You and Touya grew up inseparable—bare feet racing through the woods, scraped knees, secret laughter shared where no one else could hear. It was innocent, the kind of puppy love that felt like it could last forever. You talked about the future the way kids do, bright-eyed and fearless. Marriage. A house. Staying together no matter what. Touya listened, cheeks warm, pretending not to care—until one day he grabbed your hand and ran with you deep into the forest.
There, with leaves for an aisle and sunlight spilling through the branches, he declared you married. He made a ring from a twisted blade of grass and slid it onto your finger with a crooked grin. You laughed, promised him everything, and for a moment, the world felt simple. Safe.
Then Touya died.
Or so you believed.
Grief became your fuel. You trained harder than anyone else, pushing yourself until your body screamed, because quitting meant letting him die twice. You became a hero for the both of you—for the boy who burned too brightly and vanished, for the dream you never got to live. Every victory carried his name quietly in your heart.

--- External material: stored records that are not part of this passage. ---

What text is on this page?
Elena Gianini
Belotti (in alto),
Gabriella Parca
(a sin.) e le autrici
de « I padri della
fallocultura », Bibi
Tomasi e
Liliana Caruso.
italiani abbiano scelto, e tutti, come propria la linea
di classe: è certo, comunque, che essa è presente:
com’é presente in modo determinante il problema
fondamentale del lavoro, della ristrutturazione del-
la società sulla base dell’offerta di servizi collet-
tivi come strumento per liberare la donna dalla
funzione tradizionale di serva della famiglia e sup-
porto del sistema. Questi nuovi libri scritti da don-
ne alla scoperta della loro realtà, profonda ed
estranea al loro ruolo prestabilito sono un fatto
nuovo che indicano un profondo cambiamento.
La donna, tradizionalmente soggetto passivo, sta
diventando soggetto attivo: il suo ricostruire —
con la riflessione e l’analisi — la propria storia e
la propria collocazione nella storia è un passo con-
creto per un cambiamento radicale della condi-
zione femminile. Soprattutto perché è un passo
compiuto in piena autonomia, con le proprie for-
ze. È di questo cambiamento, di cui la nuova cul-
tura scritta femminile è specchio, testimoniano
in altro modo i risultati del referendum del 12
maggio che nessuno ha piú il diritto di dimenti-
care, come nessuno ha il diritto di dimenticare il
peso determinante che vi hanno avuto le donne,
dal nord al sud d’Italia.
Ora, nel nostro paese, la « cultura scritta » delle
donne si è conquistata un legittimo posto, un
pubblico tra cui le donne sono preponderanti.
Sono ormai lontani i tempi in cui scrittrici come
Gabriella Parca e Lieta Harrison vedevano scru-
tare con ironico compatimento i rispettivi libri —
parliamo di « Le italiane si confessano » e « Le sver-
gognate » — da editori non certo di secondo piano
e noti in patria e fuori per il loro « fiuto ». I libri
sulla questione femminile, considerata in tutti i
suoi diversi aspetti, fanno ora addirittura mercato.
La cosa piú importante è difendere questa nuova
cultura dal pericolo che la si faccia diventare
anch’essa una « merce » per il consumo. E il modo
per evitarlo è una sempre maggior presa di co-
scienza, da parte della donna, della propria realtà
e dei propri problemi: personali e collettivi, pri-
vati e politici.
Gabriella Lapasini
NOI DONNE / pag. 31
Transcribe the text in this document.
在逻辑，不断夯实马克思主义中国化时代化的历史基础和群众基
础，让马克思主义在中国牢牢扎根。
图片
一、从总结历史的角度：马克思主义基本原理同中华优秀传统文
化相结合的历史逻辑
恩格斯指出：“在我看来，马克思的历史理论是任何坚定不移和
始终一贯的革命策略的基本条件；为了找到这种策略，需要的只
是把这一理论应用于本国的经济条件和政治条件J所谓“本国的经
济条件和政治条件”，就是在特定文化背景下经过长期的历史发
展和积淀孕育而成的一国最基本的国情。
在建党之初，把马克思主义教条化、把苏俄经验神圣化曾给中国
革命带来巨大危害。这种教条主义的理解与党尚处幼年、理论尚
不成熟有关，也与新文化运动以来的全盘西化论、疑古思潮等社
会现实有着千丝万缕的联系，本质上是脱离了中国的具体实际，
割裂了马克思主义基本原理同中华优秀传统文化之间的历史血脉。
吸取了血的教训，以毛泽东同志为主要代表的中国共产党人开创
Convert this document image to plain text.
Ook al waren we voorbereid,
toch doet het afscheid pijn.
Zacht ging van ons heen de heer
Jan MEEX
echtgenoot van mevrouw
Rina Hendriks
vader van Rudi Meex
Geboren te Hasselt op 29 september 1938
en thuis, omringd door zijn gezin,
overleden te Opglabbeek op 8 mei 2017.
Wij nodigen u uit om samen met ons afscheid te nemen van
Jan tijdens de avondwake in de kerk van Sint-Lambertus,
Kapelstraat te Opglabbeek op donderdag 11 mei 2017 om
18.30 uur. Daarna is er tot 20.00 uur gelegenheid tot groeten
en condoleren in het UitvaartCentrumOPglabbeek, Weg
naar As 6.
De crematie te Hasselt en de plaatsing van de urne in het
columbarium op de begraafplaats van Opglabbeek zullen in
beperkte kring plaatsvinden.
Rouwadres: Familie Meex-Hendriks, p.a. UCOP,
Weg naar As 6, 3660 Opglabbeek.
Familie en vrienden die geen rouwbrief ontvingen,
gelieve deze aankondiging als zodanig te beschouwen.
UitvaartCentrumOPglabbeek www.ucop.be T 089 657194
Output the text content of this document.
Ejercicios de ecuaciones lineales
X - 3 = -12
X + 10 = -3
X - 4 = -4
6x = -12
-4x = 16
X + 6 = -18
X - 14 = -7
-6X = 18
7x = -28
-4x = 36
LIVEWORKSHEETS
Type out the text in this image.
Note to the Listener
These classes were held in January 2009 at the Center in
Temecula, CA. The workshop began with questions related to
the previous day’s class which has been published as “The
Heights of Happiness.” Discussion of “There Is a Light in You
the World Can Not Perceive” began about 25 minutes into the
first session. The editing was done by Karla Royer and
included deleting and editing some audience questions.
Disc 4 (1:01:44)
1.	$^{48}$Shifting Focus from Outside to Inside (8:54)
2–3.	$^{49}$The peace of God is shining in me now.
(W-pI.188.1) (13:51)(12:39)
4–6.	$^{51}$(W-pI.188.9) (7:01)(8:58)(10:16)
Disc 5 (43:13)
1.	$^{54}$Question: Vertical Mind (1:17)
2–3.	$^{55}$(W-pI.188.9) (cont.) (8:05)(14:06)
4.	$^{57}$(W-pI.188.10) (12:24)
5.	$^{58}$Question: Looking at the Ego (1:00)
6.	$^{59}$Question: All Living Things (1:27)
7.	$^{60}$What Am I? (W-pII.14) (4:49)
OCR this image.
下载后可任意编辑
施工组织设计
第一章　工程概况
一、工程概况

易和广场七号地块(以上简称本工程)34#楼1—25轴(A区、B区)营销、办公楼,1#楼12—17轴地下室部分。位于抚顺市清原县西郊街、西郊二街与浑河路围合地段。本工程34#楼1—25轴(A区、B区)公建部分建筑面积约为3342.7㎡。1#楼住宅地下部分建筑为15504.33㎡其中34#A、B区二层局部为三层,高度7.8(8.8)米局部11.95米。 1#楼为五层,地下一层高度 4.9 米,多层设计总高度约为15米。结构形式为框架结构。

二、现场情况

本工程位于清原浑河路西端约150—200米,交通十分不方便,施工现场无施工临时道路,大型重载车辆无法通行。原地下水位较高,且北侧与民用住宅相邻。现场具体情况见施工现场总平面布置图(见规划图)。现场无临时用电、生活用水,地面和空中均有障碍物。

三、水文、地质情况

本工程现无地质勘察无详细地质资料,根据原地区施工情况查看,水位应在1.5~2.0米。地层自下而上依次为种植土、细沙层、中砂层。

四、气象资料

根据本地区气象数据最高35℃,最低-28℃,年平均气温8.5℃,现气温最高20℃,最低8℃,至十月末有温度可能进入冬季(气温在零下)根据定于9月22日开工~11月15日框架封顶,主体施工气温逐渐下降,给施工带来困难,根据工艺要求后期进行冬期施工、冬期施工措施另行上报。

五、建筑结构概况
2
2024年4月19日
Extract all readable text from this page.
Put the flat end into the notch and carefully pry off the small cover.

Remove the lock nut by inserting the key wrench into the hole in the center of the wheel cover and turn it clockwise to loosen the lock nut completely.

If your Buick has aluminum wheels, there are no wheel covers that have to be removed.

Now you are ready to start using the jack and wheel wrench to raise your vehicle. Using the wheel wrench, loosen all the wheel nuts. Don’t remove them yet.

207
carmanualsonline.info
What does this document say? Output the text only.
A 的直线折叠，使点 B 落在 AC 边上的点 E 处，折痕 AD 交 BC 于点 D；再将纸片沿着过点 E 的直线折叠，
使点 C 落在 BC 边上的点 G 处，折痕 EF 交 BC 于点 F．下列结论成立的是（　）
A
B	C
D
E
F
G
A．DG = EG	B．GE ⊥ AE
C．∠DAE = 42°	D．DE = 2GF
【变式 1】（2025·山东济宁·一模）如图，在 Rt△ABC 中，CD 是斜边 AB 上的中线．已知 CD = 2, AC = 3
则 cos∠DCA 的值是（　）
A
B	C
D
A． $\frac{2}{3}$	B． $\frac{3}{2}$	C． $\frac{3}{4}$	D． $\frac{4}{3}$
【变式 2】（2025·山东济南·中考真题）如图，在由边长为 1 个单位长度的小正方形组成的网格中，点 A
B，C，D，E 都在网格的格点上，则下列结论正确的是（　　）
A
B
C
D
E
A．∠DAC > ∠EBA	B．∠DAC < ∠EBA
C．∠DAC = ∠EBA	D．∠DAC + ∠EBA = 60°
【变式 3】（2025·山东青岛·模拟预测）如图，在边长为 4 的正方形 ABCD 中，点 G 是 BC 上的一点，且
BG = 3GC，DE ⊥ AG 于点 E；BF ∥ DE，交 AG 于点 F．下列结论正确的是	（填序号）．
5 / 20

Until the day the screen lit up.
Blue flames. A distorted voice. A face you knew better than your own nightmares.
Dabi.
Your Touya.
He stood before the world—before Shoto, before Endeavor—tearing them apart with truth and fire. And then his eyes found you. The chaos seemed to dim as his scarred mouth curved into something cruelly familiar. Not hatred. Not anger.
Recognition.
“If it isn’t my lil old wife,” he said, taunting and tender all at once.